- Education: Ph.D Physics – Brandeis 1967 B.S. Physics – Caltech 1961
- Known for: Research in Neurotechnology
- Awards: First Place: 1956 California mathematics competition
- Scientific career
- Fields: Optometry, human vision, neurometrics, consciousness studies
- Workplaces: University of California at Berkeley

= Stanley A. Klein =

American psychophysicist

Stanley A. Klein is an American psychophysicist. He is Professor of Vision Science and Optometry at the University of California, Berkeley and a member of the Berkeley Visual Processing Laboratory. He was a consulting editor for Attention, Perception, & Psychophysics, a publication of the Psychonomic Society which promotes the communication of scientific research in psychology and allied sciences. His major area of research has been neurotechnology, a field of science that studies the body and mind through the nervous system by electronics and mechanisms. He was the co-chair for the SPIE (an international society on the science and application of light) meetings on human vision. Klein has authored and co-authored numerous papers on visual perception in the human brain. He is currently interested in the intersection of religion and science.

==Professional experience==
Klein's major area of research has been neurometrics and neurotechnology. Neuroscience with the development of non-invasive human brain imaging now uses human subject volunteers, The questions being researched get at some fundamental questions of what it means to be human and to have a mind. The revolution in technologies that has made this maturation possible extends from gene to hospital bed-side and is now referred to as neurotechnology. Some examples of neurotechnology include the CAT scanner, fMRI, Magnetoencephalography (MEG), Positron emission tomography, high-throughput genetic sequencing, brain proteomics and psychopharmaceuticals. These technologies also include neural modeling simulations, biological computers, and human-brain interfaces (prosthetics).

- 1967-1981: Assistant Prof. - Full Prof., Joint Science Dept., Claremont Colleges, Claremont, CA.
- 1972-1973: Visiting Faculty, Psychology Dept., Stanford University, Stanford, CA.
- 1974-1981: Visiting Associate, Division of Biology, Caltech, Pasadena, CA.
- 1978-1979: Sabbatical at Harvard and Smith-Kettlewell Institute of Visual Science, San Francisco, CA.
- 1981-1987: Professor, College of Optometry, University of Houston, Houston, Texas.
- 1987: Professor, University of California at Berkeley, School of Optometry
He currently (2011) is a thesis advisor for graduate students in the Berkeley Vision Processing Laboratory. He has over 190 published articles in the area of vision perception.
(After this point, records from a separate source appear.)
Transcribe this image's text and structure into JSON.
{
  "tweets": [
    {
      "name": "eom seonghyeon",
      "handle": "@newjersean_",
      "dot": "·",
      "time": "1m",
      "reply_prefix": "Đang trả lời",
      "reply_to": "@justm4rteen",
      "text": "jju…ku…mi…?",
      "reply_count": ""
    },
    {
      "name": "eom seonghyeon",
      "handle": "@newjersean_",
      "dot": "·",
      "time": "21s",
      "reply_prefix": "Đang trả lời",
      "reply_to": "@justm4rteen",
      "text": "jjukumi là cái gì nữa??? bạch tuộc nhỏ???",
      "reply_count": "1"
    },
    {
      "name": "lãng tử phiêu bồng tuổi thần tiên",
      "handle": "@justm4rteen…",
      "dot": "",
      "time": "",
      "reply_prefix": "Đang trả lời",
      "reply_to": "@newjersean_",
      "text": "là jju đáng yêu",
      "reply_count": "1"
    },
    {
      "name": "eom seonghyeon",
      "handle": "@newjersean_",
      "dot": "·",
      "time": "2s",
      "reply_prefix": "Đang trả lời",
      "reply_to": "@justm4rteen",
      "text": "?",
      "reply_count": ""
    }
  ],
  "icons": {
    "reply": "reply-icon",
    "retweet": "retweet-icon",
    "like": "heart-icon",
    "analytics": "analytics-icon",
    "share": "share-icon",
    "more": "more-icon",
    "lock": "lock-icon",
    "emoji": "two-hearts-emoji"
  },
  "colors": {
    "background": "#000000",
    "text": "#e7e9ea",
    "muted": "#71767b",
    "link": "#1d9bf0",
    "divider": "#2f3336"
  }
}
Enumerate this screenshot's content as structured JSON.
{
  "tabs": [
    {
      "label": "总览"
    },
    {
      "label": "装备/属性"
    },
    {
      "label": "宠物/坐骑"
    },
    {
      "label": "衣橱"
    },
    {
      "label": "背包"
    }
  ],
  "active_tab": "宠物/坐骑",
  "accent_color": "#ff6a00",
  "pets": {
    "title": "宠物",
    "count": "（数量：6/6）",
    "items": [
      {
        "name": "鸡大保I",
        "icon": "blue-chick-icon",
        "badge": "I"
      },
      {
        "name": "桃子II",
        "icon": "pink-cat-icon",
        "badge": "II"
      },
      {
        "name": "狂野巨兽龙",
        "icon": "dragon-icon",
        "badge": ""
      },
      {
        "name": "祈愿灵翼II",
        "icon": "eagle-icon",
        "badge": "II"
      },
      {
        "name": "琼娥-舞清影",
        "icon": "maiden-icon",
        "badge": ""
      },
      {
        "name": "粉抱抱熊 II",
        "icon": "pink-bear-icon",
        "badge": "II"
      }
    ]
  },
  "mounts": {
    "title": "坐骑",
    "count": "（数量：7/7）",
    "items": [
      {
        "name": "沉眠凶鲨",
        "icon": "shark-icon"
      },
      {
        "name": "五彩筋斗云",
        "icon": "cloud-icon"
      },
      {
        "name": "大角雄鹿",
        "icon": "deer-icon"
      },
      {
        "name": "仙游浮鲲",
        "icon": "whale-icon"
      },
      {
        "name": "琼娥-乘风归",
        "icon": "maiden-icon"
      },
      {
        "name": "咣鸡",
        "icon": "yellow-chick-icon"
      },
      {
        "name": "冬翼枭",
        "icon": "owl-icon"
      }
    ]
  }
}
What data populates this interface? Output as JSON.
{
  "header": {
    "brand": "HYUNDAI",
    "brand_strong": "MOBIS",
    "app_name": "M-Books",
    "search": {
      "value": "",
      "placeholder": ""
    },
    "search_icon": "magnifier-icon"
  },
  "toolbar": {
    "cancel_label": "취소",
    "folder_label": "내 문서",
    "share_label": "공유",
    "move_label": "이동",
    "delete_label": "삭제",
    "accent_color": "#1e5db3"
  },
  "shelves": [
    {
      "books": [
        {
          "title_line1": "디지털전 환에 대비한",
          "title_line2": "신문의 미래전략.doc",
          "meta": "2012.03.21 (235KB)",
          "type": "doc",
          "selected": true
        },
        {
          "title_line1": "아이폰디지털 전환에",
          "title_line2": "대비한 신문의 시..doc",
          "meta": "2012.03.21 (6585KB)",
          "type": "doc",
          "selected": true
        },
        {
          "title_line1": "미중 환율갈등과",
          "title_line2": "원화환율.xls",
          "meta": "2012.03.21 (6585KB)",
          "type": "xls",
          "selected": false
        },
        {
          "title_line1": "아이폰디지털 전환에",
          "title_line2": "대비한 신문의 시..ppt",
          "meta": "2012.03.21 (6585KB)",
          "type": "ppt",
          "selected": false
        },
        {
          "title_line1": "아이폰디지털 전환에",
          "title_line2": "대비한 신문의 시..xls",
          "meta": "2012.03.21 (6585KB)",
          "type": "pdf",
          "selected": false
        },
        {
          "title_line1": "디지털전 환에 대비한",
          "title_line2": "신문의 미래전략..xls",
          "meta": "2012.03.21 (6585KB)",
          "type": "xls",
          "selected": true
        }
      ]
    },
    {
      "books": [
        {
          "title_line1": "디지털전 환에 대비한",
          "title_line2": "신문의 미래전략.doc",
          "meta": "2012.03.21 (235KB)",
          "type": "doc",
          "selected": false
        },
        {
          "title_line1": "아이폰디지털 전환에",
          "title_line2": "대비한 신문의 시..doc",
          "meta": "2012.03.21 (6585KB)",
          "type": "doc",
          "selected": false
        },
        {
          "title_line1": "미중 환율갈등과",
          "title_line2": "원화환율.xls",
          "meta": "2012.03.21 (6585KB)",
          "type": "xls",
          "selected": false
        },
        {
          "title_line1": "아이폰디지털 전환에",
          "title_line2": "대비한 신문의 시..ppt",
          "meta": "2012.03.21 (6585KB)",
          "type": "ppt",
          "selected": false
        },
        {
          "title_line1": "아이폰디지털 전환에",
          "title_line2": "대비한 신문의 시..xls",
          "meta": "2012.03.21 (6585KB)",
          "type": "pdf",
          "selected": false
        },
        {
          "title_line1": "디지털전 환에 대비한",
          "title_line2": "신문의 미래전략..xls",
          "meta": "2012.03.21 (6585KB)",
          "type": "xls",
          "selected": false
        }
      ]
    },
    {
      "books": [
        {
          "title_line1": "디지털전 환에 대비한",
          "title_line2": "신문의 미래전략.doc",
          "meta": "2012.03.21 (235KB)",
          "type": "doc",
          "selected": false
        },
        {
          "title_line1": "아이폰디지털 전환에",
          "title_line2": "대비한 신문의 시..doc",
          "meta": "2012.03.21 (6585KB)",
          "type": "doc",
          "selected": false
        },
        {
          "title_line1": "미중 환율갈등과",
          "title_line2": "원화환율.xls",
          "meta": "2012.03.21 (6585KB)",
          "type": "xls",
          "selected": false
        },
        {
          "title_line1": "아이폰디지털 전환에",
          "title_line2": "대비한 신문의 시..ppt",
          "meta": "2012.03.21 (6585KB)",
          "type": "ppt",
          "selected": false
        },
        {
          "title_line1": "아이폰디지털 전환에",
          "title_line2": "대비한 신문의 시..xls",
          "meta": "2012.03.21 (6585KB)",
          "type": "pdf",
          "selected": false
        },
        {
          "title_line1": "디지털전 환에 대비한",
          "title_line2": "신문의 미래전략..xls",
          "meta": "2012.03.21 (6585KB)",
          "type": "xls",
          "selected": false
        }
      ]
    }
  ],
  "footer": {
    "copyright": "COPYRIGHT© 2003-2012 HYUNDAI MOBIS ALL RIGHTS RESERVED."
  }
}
Klein has worked to developed new methods for obtaining and analyzing evoked EEG/MEG (electro- and magneto-encephalography) and related fMRI data that will provide needed spatio-temporal resolution. In order for M/EEG to become a widely used tool for analyzing brain function it is necessary to go from the sensor information (magnetic fields for MEG and electric potentials for EEG) to the identification (locations, orientations and time functions) of the multiple brain sources. He has helped to develop a novel set of stimuli that allows the collection of a much larger set of data than ever previously collected without increasing the data collection time. New algorithms overcome the "rotation problem" and to minimize the "mis-specification" problem so that the location, orientation and time functions of multiple cortical sources are identified.

==Grants and awards==
- NIH/NEI, 5/1/00-4/30/03. $170,000 per year. "High Spatial Frequency Feature Acuity in Spatial Vision."
- CULAR, Collaborative UC-Los Alamos grant. 9/00 - 8/03. $45,000 per year. "Locating sources of brain activity in space and time"
- NIH/NEI, 5/1/04-4/30/09. $200,000 per year. "High Spatial Frequency Feature Acuity in Spatial Vision."
- NIH/NEI, 7/1/04-6/30/07. $275,000. "Where and when of cortical activity measured with EEG and fMRI."
- DARPA subcontract, 10/1/05-9/30/06. $155,110. "Neurotechnology for Image Analysts."

==Publications==
Complete listings:
- Publications from 2000 to 2002, with commentaries
- Publications from 1996 to 1999, with commentaries
- Publications from 1993 to 1996, with commentaries
- Commentaries on Stanley Klein's Research Articles

==National committees and editorships==
- Optical Society of America, Vision Advisory Committee (1984–1989)
- Ad Hoc Study Sections for NIH (1986, 1987, 2000, 2001)
- Chaired meetings at annual meetings of Optical Society, ARVO,
- Consulting editor for Perception and Psychophysics (1991–present).
- Co-chair for the SPIE meeting on Human Vision (1992–present).
- Co-chair for the SID meeting on Human Factors (1992–1993).
- Topical editor of Journal of Optical Society for Vision (1990, 1992–1999).
- Executive committee of Association for the Scientific Study of Consciousness (1994–1997)

Klein has for many years been a member of the Institute on Religion in an Age of Science (IRAS), where he has been active in the discussions on Religious Naturalism and how it relates to Reconstructionist Judaism.